Return the root node of a binary search tree that matches the given preorder traversal.

(Recall that a binary search tree is a binary tree where for every node, any descendant of node.left has a value < node.val, and any descendant of node.right has a value > node.val.

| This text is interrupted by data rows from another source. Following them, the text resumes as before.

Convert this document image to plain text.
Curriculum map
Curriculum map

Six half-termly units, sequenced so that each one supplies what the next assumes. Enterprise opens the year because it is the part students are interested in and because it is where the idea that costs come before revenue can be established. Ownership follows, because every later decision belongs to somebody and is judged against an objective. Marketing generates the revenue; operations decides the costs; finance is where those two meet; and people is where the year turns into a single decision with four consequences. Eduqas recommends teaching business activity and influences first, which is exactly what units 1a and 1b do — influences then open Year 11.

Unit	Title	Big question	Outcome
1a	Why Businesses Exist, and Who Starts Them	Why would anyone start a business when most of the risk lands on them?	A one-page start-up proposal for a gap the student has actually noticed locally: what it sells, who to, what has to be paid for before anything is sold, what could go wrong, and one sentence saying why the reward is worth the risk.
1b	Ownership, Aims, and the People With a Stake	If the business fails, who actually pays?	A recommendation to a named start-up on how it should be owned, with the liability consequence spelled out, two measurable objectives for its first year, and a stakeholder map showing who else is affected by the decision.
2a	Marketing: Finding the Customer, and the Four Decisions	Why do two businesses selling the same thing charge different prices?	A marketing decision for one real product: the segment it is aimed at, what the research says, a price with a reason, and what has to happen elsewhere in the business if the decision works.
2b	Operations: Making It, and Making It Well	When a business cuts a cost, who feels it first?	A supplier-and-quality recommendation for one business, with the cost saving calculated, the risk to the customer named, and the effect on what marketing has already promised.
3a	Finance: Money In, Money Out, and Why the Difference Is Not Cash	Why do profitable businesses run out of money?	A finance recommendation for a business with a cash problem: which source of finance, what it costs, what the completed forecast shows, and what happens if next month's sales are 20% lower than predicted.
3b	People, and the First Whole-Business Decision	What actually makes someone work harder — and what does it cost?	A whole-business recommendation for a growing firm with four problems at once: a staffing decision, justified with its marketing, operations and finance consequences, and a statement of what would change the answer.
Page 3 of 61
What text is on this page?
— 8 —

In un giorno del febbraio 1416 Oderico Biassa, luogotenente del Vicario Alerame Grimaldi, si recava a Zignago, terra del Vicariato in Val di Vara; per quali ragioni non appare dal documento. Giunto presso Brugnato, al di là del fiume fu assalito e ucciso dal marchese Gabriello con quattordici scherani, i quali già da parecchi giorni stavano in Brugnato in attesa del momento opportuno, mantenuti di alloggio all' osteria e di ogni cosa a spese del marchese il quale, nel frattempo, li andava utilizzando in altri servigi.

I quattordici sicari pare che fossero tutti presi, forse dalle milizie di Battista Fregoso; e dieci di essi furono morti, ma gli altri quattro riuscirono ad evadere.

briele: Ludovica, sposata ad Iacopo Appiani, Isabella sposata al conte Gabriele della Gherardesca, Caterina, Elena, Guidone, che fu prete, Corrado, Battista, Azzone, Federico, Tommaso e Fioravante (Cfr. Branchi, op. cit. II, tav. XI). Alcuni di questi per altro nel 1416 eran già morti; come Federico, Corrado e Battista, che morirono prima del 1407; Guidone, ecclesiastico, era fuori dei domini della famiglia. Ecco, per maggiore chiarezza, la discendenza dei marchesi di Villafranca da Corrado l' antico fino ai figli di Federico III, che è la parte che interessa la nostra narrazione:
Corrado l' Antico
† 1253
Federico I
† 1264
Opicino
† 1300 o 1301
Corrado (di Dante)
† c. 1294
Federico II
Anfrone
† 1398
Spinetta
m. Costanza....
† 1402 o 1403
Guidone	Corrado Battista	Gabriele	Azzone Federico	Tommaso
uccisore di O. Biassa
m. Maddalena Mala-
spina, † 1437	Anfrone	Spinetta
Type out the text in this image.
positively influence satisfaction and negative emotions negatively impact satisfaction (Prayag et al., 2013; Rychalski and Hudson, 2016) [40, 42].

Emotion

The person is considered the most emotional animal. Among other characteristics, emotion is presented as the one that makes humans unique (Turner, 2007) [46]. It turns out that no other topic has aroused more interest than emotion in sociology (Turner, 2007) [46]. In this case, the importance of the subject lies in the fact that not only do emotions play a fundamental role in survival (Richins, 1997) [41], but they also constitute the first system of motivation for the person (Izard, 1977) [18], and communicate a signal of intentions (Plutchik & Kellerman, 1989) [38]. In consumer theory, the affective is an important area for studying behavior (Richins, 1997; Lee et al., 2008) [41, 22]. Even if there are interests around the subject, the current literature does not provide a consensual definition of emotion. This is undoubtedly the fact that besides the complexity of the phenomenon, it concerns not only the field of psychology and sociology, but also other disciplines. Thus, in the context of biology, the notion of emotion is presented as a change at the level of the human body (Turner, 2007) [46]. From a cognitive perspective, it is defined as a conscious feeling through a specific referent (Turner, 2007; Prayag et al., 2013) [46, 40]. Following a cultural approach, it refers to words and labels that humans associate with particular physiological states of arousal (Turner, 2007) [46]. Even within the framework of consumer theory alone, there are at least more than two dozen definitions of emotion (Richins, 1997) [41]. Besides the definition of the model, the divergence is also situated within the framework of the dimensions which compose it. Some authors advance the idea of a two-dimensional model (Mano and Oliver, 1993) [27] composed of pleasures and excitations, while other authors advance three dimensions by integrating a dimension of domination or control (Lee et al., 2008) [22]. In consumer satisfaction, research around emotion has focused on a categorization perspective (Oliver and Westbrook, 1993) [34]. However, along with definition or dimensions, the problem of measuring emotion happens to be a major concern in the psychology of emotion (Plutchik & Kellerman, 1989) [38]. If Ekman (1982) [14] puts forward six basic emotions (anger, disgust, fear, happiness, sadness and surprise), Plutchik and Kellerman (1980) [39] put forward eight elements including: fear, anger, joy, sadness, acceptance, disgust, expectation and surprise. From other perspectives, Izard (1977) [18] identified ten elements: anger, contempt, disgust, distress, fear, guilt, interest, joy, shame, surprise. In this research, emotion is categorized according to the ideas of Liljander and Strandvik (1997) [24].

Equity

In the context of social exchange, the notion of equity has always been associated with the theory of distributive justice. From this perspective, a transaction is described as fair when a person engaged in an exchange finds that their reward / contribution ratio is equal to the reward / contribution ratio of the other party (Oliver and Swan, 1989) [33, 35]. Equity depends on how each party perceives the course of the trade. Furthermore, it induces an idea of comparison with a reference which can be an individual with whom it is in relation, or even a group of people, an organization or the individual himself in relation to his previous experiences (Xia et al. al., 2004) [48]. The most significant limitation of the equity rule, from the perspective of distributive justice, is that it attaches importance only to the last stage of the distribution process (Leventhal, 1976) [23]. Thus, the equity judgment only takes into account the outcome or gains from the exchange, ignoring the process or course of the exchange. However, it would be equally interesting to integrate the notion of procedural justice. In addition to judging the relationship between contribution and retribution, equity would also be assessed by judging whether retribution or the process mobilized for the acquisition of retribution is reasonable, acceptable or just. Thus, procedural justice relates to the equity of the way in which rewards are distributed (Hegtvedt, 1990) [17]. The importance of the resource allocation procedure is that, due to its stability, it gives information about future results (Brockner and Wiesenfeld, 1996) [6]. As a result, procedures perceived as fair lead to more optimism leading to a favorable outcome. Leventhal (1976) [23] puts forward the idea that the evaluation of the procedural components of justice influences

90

Also recall that a preorder traversal displays the value of the node first, then traverses node.left, then traverses node.right.)

Example 1:

Input: [8,5,1,7,10,12] Output: [8,5,10,1,7,null,12]

Note:

1 <= preorder.length <= 100 The values of preorder are distinct.

EXPLANATION:

题意是：填充一个二叉查找树，要求前序查找后的结果和之前的order一样。 那么前序查找的结果就是： 1.第一个数是根节点 2.然后比这个数小的都在左节点，比这个数大的都在右节点 3.循环，直到最后的叶节点

SOLUTION:

class Solution {
    public TreeNode bstFromPreorder(int[] preorder) {
        if(preorder.length==0)return null;
        TreeNode root = bstFromPreorderHelper(preorder,0,preorder.length-1);
        return root;
    }
    public static TreeNode bstFromPreorderHelper(int[] preorder,int start,int end){
        if(start==end) return new TreeNode(preorder[start]);
        if(start>end) return null;
        TreeNode root = new TreeNode(preorder[start]);
        int index = -1;
        for(int i = start+1;i<=end;i++){
            if(preorder[i]>preorder[start]){
                index = i;
                break;
            }
        }
        if(index == -1)
            root.left = bstFromPreorderHelper(preorder,start+1,end);
        else if(index==start+1)
            root.right = bstFromPreorderHelper(preorder,index,end);
        else{
            root.left = bstFromPreorderHelper(preorder,start+1,index-1);
            root.right = bstFromPreorderHelper(preorder,index,end);
        }

        return root;
    }
}